Mahkeme günü nihayet gelmişti. Uhud için bu 24 saat geçmek bilmemişti. Ne Mete'den ne de Fulya'dan bir ses çıkmamıştı. Uhud içten içe Fulya'ya kızgındı. İki gündür onu hiç mi merak etmemişti?Neden gelmemişti hiç?
Uhud artık dakikalarının kaldığını biliyordu. Buradan çıkmak için can atıyordu. Umarım dedi içinden, Umarım beni habersiz birakmanızın tek nedeni bu mahkeme gününe hazırlanıyor oluşunuzdur!
Ağır demir kapı açılınca dün saldırdığı polisin yerine başka bir polisi gördü. Gözü dönmüş şekilde adamı tutarken iki kişi onu elinden zor almıştı.

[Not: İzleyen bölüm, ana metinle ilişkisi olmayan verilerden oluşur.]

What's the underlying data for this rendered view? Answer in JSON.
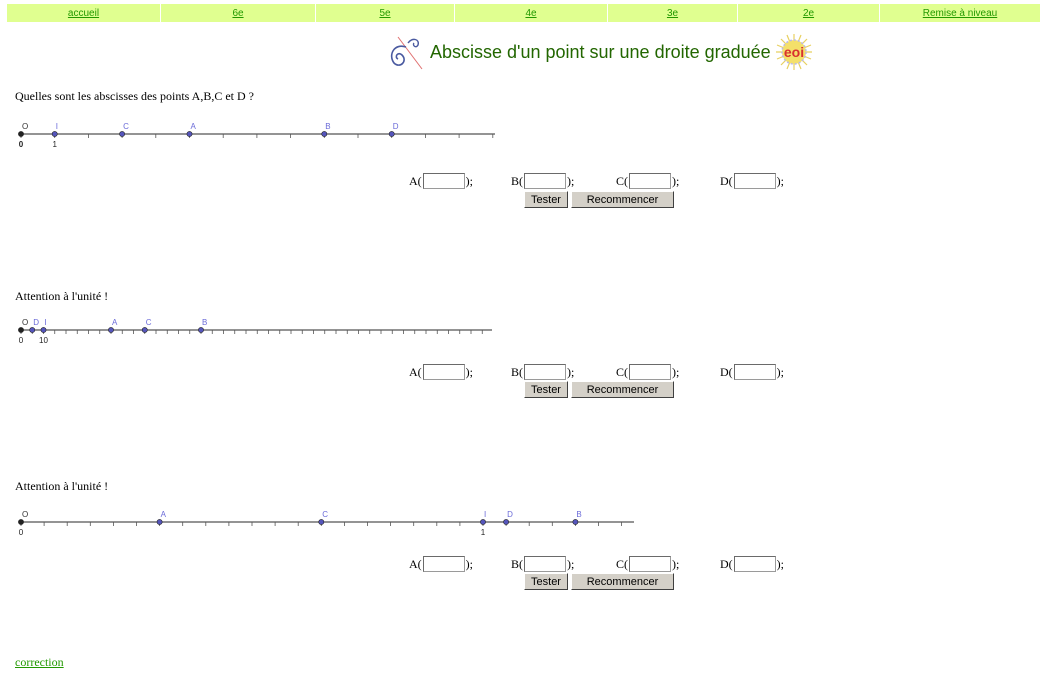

Polis memuru kapıdan çıkarken eline kelepçeleri taktı. Bu kelepçeler her defasında hakaret eder gibi şıngırdıyor Uhud'un sinirini bozuyordu. Uzun karanlık koridordan geçip yukarıya çıktılar. Karakoldan ayrılıp bir arabaya bindiler. Yolda giderken polis memuru onun kolundan sanki kaçacakmış gibi tutuyordu.
Araç durduğunda polis memuru çekiştirerek çıkardı onu araçtan. Büyük adliye binasına girdiklerinde duruşmanın yapılacağı salona yöneldiler. Kapıda Mete'yi ve Fulya'yı görmek onu biraz olsun yatıştırmıştı. Fulya gözünü kelepçelere dikip kaşlarını çattı. Gördüğünden hoşlanmamıştı. Polis memuru ellerini çözünce Uhud biraz da olsa kendini özgür hissetti. Fulya'nın koşup yanına gelirken sektiği Uhud'un gözünden kaçmamıştı. Bir kolunu ona dolayıp kokusunu içine çekti. Sessiz bir şekilde bile anlaşabiliyorlardı. Mete'nin öksürmesiyle ayrılan Fulya Mete'ye öldürecek gibi bakıyordu. Uhud bunların arasındaki gerginliği sezse de sorularını sonraya bıraktı.
"Uhud hazırlansan iyi olur. Bugün çıkacaksın."
"Nasıl bu kadar emin olabiliyorsun?"
Mete ağzını açmıştı ki mübaşir onları salona çağırdı. Tepesinde dikilen polis memuruyla içeriye girdi ve sanık kürsüsündeki yerini aldı. Hakim geldiğinde kalbinin hızlanmasına engel olamamıştı. Hakim önündeki dosyaları inceledi bir müddet. Sonra gözlüğünün altından bakışlarını Uhud'a çevirdi
"Uhud Cihandar! Neyle suçlandığını biliyor musun?"
"Evet efendim."
"Söyleyecek bir şeyin var mı?"
"Suçlamaları kabul etmiyorum!"
"O halde avukatları dinleyelim."
Karşı taraftaki adam malların gizlice gemiye yüklenip Yunansitan'a kaçırıldığını ve bunu Uhud'un bildiğini idda ediyordu. Hakimin önüne bu konu hakkında bir kaç dosya konunca Uhud umudunu yitirmeye başlamıştı bile. Bu denetleme kurumundaki adam işini sağlam yapıyor gibiydi.
Sıra Mete'ye geldiğinde Mete tüm özgüveniyle konuşmaya başladı.
"Efendim, bu suçlamalar asılsızdır. Bunu Uhud Bey'in ve Kozan Holdingin sözleşmesinde görebilirsiniz. Malları incelemek gibi bir sorumluluğu Uhud Bey'in firması kabul etmiyor sözleşmede."
Hakimin önüne bir kaç dosya daha kondu. Hakim onları inceleyip bilmiş bilmiş avukata baktı
"Peki ortada anlaşmalı bir iş varsa? Mallar acılmamış evet ama Uhud Bey önceden biliyor olabilir onların uyuşturu olduğunu?"
Oldukça mantıklı! Çok bilmiş Mete! Şimdi beni bundan nasıl kurtaracaksın!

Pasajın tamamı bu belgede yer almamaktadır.